Конечно, хотелось, чтобы меня тоже, как и других, встречали с разноцветными гелиевыми шарами, цветами, чтобы напротив роддома обязательно висел огромный баннер со словами: «Спасибо за дочь, родная», а на асфальте возле дома огромными буквами было бы написано: «Люблю тебя, Стася». Но нет, ничего этого не случилось. Отец малышки далеко. У девочек были контрольные. Аньку не отпустил с работы деспот начальник. Поэтому встречал меня только папа, а позже в нашу квартиру постучались Мария Александровна и Валера, а одногруппники завалили толпой уже под вечер, Ваня Воропаев все уговаривал Валеру показать ребенка, ему очень хотелось увидеть, на кого похожа малышка. Вот ведь, кто чем наполнен, Воропаев — по уши преданностью другу. Но Голубев встал железобетонной стеной и сказал, что нечего тревожить Дашу, она спит.
— Дашу? — когда все ушли, спросила я.
— Конечно, другое имя ей просто не подойдет.
— Но мы хотели ее назвать Алиной.
— Но какая же она Алина… Ты сама посмотри. Она ведь Дашенька.

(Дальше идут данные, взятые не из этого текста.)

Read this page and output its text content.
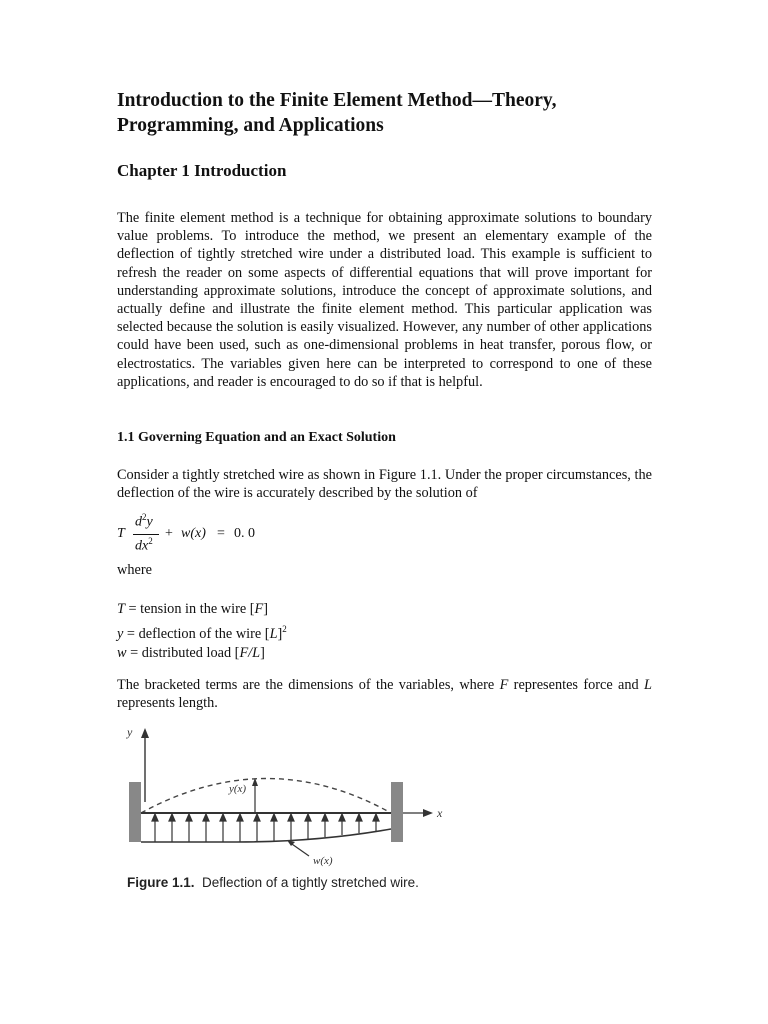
Introduction to the Finite Element Method—Theory, Programming, and Applications
Chapter 1 Introduction

The finite element method is a technique for obtaining approximate solutions to boundary value problems. To introduce the method, we present an elementary example of the deflection of tightly stretched wire under a distributed load. This example is sufficient to refresh the reader on some aspects of differential equations that will prove important for understanding approximate solutions, introduce the concept of approximate solutions, and actually define and illustrate the finite element method. This particular application was selected because the solution is easily visualized. However, any number of other applications could have been used, such as one-dimensional problems in heat transfer, porous flow, or electrostatics. The variables given here can be interpreted to correspond to one of these applications, and reader is encouraged to do so if that is helpful.

1.1 Governing Equation and an Exact Solution

Consider a tightly stretched wire as shown in Figure 1.1. Under the proper circumstances, the deflection of the wire is accurately described by the solution of

T
$d^2y$
$dx^2 + w(x) = 0$. 0
where
T = tension in the wire [F]
y = deflection of the wire $[L]^2$
w = distributed load [F/L]

The bracketed terms are the dimensions of the variables, where F representes force and L represents length.

y
x
y(x)
w(x)
Figure 1.1. Deflection of a tightly stretched wire.
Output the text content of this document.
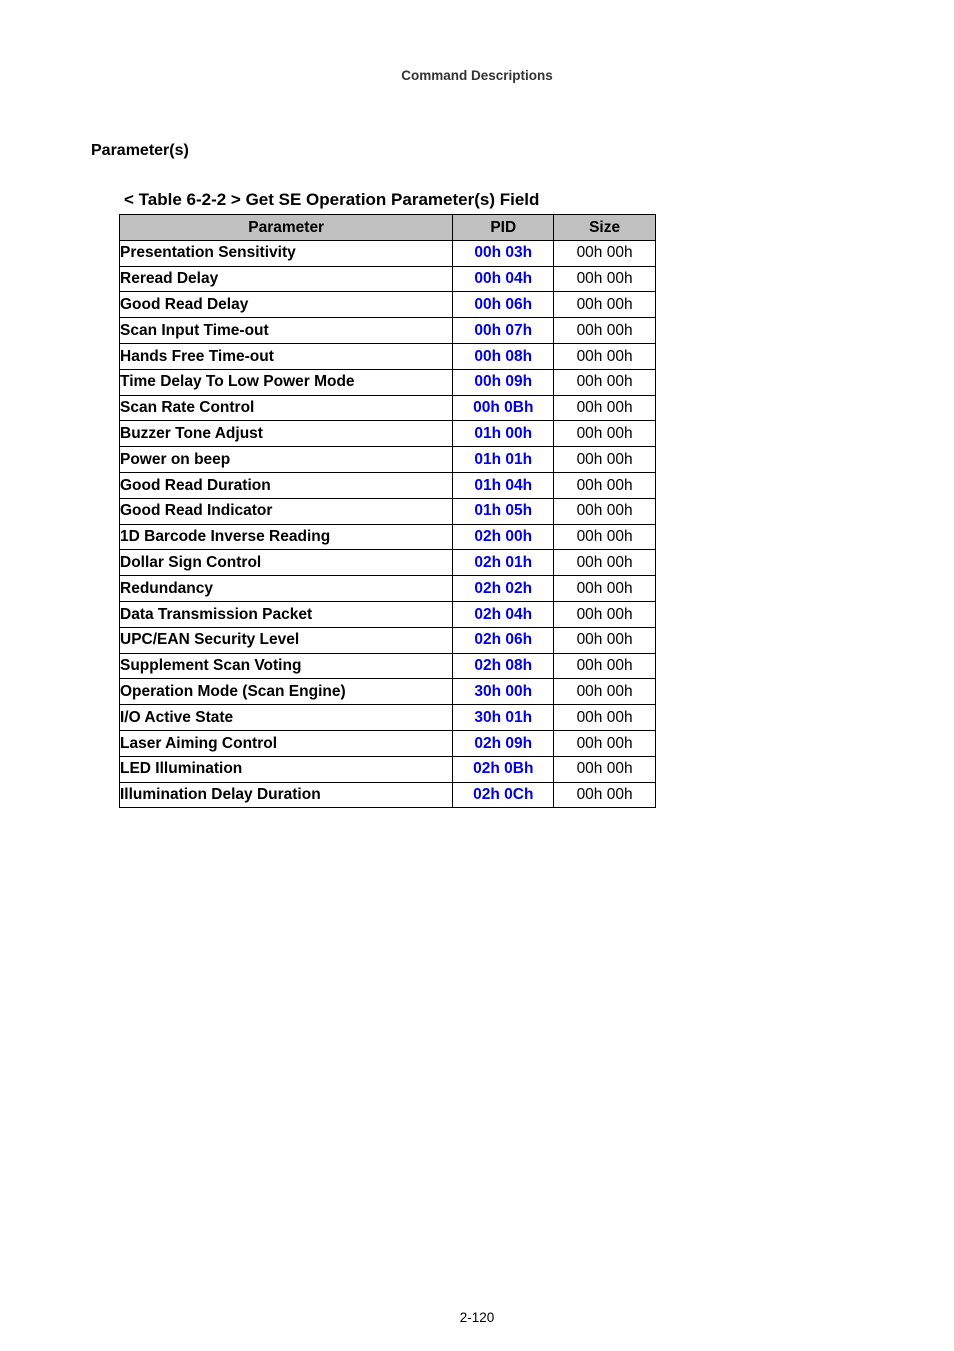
Command Descriptions
Parameter(s)
< Table 6-2-2 > Get SE Operation Parameter(s) Field
Parameter	PID	Size
Presentation Sensitivity	00h 03h	00h 00h
Reread Delay	00h 04h	00h 00h
Good Read Delay	00h 06h	00h 00h
Scan Input Time-out	00h 07h	00h 00h
Hands Free Time-out	00h 08h	00h 00h
Time Delay To Low Power Mode	00h 09h	00h 00h
Scan Rate Control	00h 0Bh	00h 00h
Buzzer Tone Adjust	01h 00h	00h 00h
Power on beep	01h 01h	00h 00h
Good Read Duration	01h 04h	00h 00h
Good Read Indicator	01h 05h	00h 00h
1D Barcode Inverse Reading	02h 00h	00h 00h
Dollar Sign Control	02h 01h	00h 00h
Redundancy	02h 02h	00h 00h
Data Transmission Packet	02h 04h	00h 00h
UPC/EAN Security Level	02h 06h	00h 00h
Supplement Scan Voting	02h 08h	00h 00h
Operation Mode (Scan Engine)	30h 00h	00h 00h
I/O Active State	30h 01h	00h 00h
Laser Aiming Control	02h 09h	00h 00h
LED Illumination	02h 0Bh	00h 00h
Illumination Delay Duration	02h 0Ch	00h 00h
2-120
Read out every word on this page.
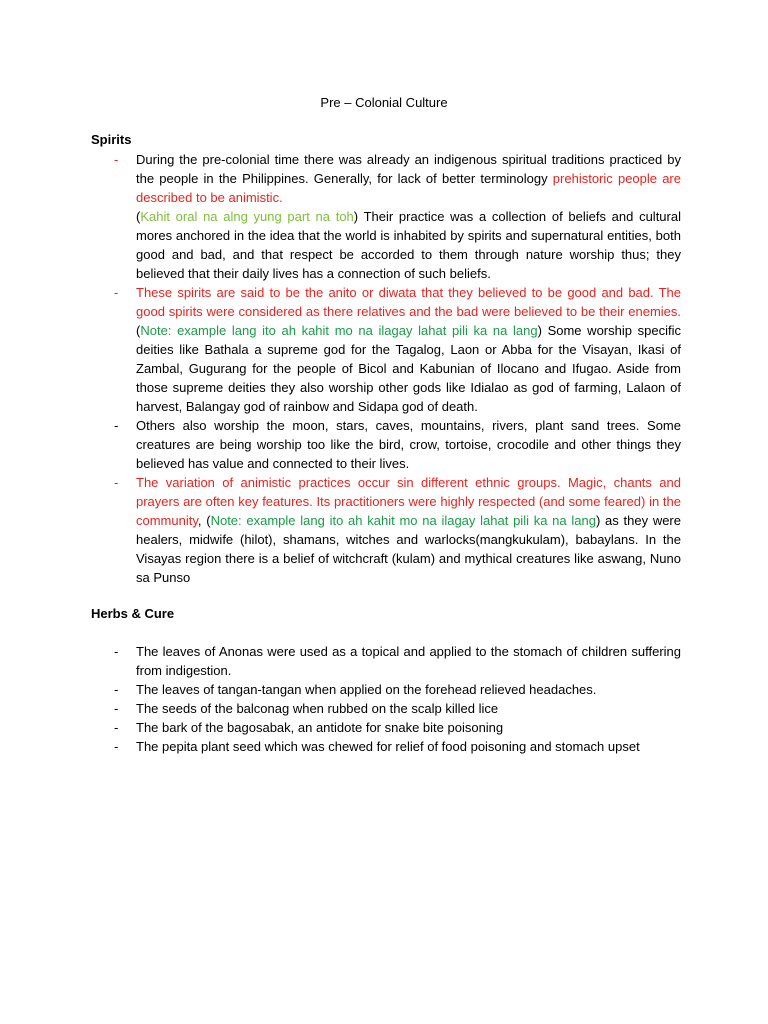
Pre – Colonial Culture
Spirits
- During the pre-colonial time there was already an indigenous spiritual traditions practiced by the people in the Philippines. Generally, for lack of better terminology prehistoric people are described to be animistic.
(Kahit oral na alng yung part na toh) Their practice was a collection of beliefs and cultural mores anchored in the idea that the world is inhabited by spirits and supernatural entities, both good and bad, and that respect be accorded to them through nature worship thus; they believed that their daily lives has a connection of such beliefs.
- These spirits are said to be the anito or diwata that they believed to be good and bad. The good spirits were considered as there relatives and the bad were believed to be their enemies. (Note: example lang ito ah kahit mo na ilagay lahat pili ka na lang) Some worship specific deities like Bathala a supreme god for the Tagalog, Laon or Abba for the Visayan, Ikasi of Zambal, Gugurang for the people of Bicol and Kabunian of Ilocano and Ifugao. Aside from those supreme deities they also worship other gods like Idialao as god of farming, Lalaon of harvest, Balangay god of rainbow and Sidapa god of death.
- Others also worship the moon, stars, caves, mountains, rivers, plant sand trees. Some creatures are being worship too like the bird, crow, tortoise, crocodile and other things they believed has value and connected to their lives.
- The variation of animistic practices occur sin different ethnic groups. Magic, chants and prayers are often key features. Its practitioners were highly respected (and some feared) in the community, (Note: example lang ito ah kahit mo na ilagay lahat pili ka na lang) as they were healers, midwife (hilot), shamans, witches and warlocks(mangkukulam), babaylans. In the Visayas region there is a belief of witchcraft (kulam) and mythical creatures like aswang, Nuno sa Punso
Herbs & Cure
- The leaves of Anonas were used as a topical and applied to the stomach of children suffering from indigestion.
- The leaves of tangan-tangan when applied on the forehead relieved headaches.
- The seeds of the balconag when rubbed on the scalp killed lice
- The bark of the bagosabak, an antidote for snake bite poisoning
- The pepita plant seed which was chewed for relief of food poisoning and stomach upset
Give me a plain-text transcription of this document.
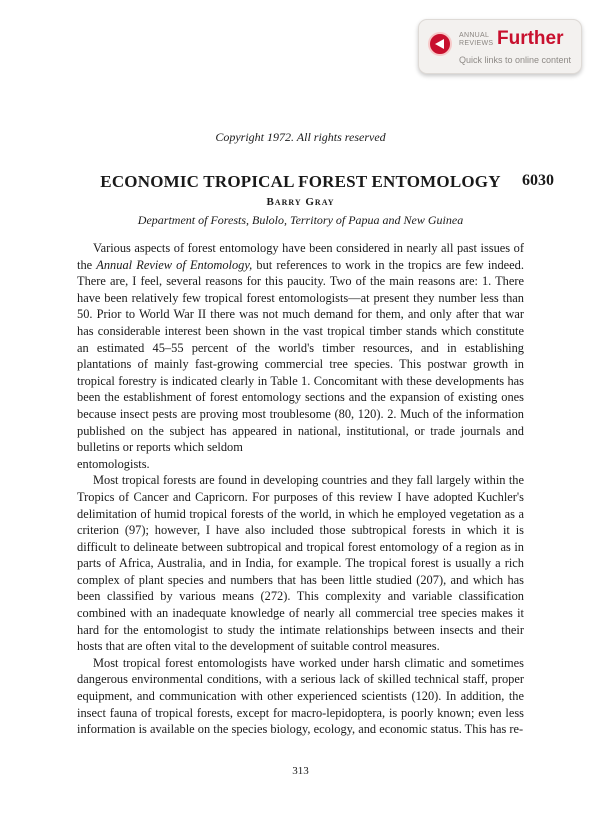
ANNUAL
REVIEWS Further
Quick links to online content
Copyright 1972. All rights reserved
ECONOMIC TROPICAL FOREST ENTOMOLOGY	6030
Barry Gray
Department of Forests, Bulolo, Territory of Papua and New Guinea

Various aspects of forest entomology have been considered in nearly all past issues of the Annual Review of Entomology, but references to work in the tropics are few indeed. There are, I feel, several reasons for this paucity. Two of the main reasons are: 1. There have been relatively few tropical forest entomologists—at present they number less than 50. Prior to World War II there was not much demand for them, and only after that war has considerable interest been shown in the vast tropical timber stands which constitute an estimated 45–55 percent of the world's timber resources, and in establishing plantations of mainly fast-growing commercial tree species. This postwar growth in tropical forestry is indicated clearly in Table 1. Concomitant with these developments has been the establishment of forest entomology sections and the expansion of existing ones because insect pests are proving most troublesome (80, 120). 2. Much of the information published on the subject has appeared in national, institutional, or trade journals and bulletins or reports which seldom

entomologists.

Most tropical forests are found in developing countries and they fall largely within the Tropics of Cancer and Capricorn. For purposes of this review I have adopted Kuchler's delimitation of humid tropical forests of the world, in which he employed vegetation as a criterion (97); however, I have also included those subtropical forests in which it is difficult to delineate between subtropical and tropical forest entomology of a region as in parts of Africa, Australia, and in India, for example. The tropical forest is usually a rich complex of plant species and numbers that has been little studied (207), and which has been classified by various means (272). This complexity and variable classification combined with an inadequate knowledge of nearly all commercial tree species makes it hard for the entomologist to study the intimate relationships between insects and their hosts that are often vital to the development of suitable control measures.

Most tropical forest entomologists have worked under harsh climatic and sometimes dangerous environmental conditions, with a serious lack of skilled technical staff, proper equipment, and communication with other experienced scientists (120). In addition, the insect fauna of tropical forests, except for macro-lepidoptera, is poorly known; even less information is available on the species biology, ecology, and economic status. This has re-

313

Подумав, я решила: «Ну, что ж, Дашенька, так Дашенька. Мой вечный Дар и только для меня. Главному педагогу Николаевки виднее». С этим именем моя малышка начала свое парадное шествие по жизни. Дарья Станиславовна Машкова. Станиславовна потому что я — Станислава. Одна: и за мать, и за отца. Папа неоднократно просил меня сообщить обо всем Кутусову, но я противилась. «Боюсь, Стаська, ты когда-нибудь пожалеешь о своем решении, — как-то сказал мне отец, — ребенок должен знать своего папу, а папа — ребенка». Мне надоели нравоучения, и я ответила: «Сколько сейчас современных женщин одни воспитывают ребенка, пусть прынцы, князья и прочая знать остаются там, где и должны быть — в фэнтези».
***
Наступил июнь — и молодежь, как говорится, потянулась в храмы, потому что вместе с летом пришла пора сдачи экзаменов. Я заходила в аудиторию одной из первых, чтобы уже через час быть свободной и бежать к своей Дашеньке. Вот и в этот раз по пропедевтике в педиатрии пригласили на заклание первого агнца — меня. Вопросы были так себе — непростые и несложные. Только один мне совершенно не понравился.
При ответе я постоянно посматривала на часы. Преподаватель, заметив это, поинтересовался, куда я спешу.
— К ребенку.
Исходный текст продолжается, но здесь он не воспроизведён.